Bid writing
How to improve your bid win rate
Published 25 February 2026 by eSourcingData
Improving your win rate is less about writing more bids and more about writing better bids on the right opportunities. This guide covers the levers that matter: sharper qualification, answers that address the evaluation criteria, stronger evidence, disciplined review and learning from feedback.
Qualify harder before you commit
Chasing every opportunity spreads effort thin and drags down your win rate. A clear bid or no-bid decision, made against honest criteria, focuses your resource on tenders you can genuinely win. Ask whether you meet the requirements, whether you can deliver profitably and how strong your position is against likely competitors.
Look for opportunities where your capability, track record and evidence line up closely with the specification. Walking away from a poor fit is not a loss, it is a decision to invest that time where it can produce a return. Fewer, better-targeted bids usually beat a high volume of weak ones.
Answer the criteria the buyer will score
Many bids are written around what the supplier wants to say rather than what the buyer will score. Map every answer to the published evaluation criteria and marking scheme. If an element is not scored, keep it brief. If it is heavily weighted, invest your best effort there.

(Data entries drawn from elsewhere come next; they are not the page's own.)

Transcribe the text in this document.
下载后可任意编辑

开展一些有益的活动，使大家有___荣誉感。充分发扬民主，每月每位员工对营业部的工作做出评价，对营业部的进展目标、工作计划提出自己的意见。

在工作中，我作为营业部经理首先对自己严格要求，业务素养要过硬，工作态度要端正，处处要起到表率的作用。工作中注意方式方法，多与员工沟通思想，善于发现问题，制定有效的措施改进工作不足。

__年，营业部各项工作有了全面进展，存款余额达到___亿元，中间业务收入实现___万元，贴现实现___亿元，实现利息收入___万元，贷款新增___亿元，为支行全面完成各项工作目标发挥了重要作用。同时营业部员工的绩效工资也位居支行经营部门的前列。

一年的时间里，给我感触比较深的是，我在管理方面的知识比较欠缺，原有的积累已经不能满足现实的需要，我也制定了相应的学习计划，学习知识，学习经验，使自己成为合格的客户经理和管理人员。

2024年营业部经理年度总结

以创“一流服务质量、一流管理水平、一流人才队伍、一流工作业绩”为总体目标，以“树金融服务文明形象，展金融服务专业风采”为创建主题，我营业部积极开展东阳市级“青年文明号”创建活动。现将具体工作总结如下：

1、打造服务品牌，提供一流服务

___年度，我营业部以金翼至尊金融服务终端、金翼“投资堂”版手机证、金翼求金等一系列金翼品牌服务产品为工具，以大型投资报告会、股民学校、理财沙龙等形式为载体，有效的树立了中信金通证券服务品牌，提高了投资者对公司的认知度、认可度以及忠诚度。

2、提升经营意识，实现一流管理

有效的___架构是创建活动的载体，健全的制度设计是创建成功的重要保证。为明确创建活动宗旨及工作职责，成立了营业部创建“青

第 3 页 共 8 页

Mirror the question wording, lead with your answer and make it obvious where each mark should land. Evaluators reward responses that are easy to score. The simplest win-rate improvement is often just answering the actual question fully rather than the general topic.
Strengthen your evidence
Unsupported claims cost marks. Build a library of proof points: comparable contracts, measurable outcomes, accreditations and case examples you can tailor quickly. Strong, relevant evidence is frequently what separates the winner from a technically compliant runner-up.
Keep evidence current and matched to the requirement. An example that is close in size, scope and sector is far more persuasive than a large but unrelated one. Refreshing your evidence between bids stops your responses going stale and improves your credibility over time.
Build in review time
Bids written and submitted without review tend to score lower. Plan the timeline backwards from the deadline so there is time for a colleague to read the response against the questions and marking scheme, ideally someone who was not the author.
A good review checks that every sub-question is answered, claims are evidenced, limits are respected and the response is compliant. Fixing gaps before submission is far cheaper than losing on avoidable issues. Treat review as part of the process, not an optional extra.
Learn from every outcome
Win or lose, ask for feedback. Buyers routinely provide scores and comments, and this is the most direct insight into how your responses are being read. Patterns in feedback point to exactly where to improve.
Record what worked and what did not, then feed it back into your content and process. Over several bids, this loop compounds: your answers get sharper, your evidence gets stronger and your qualification gets smarter, which is how win rates rise sustainably.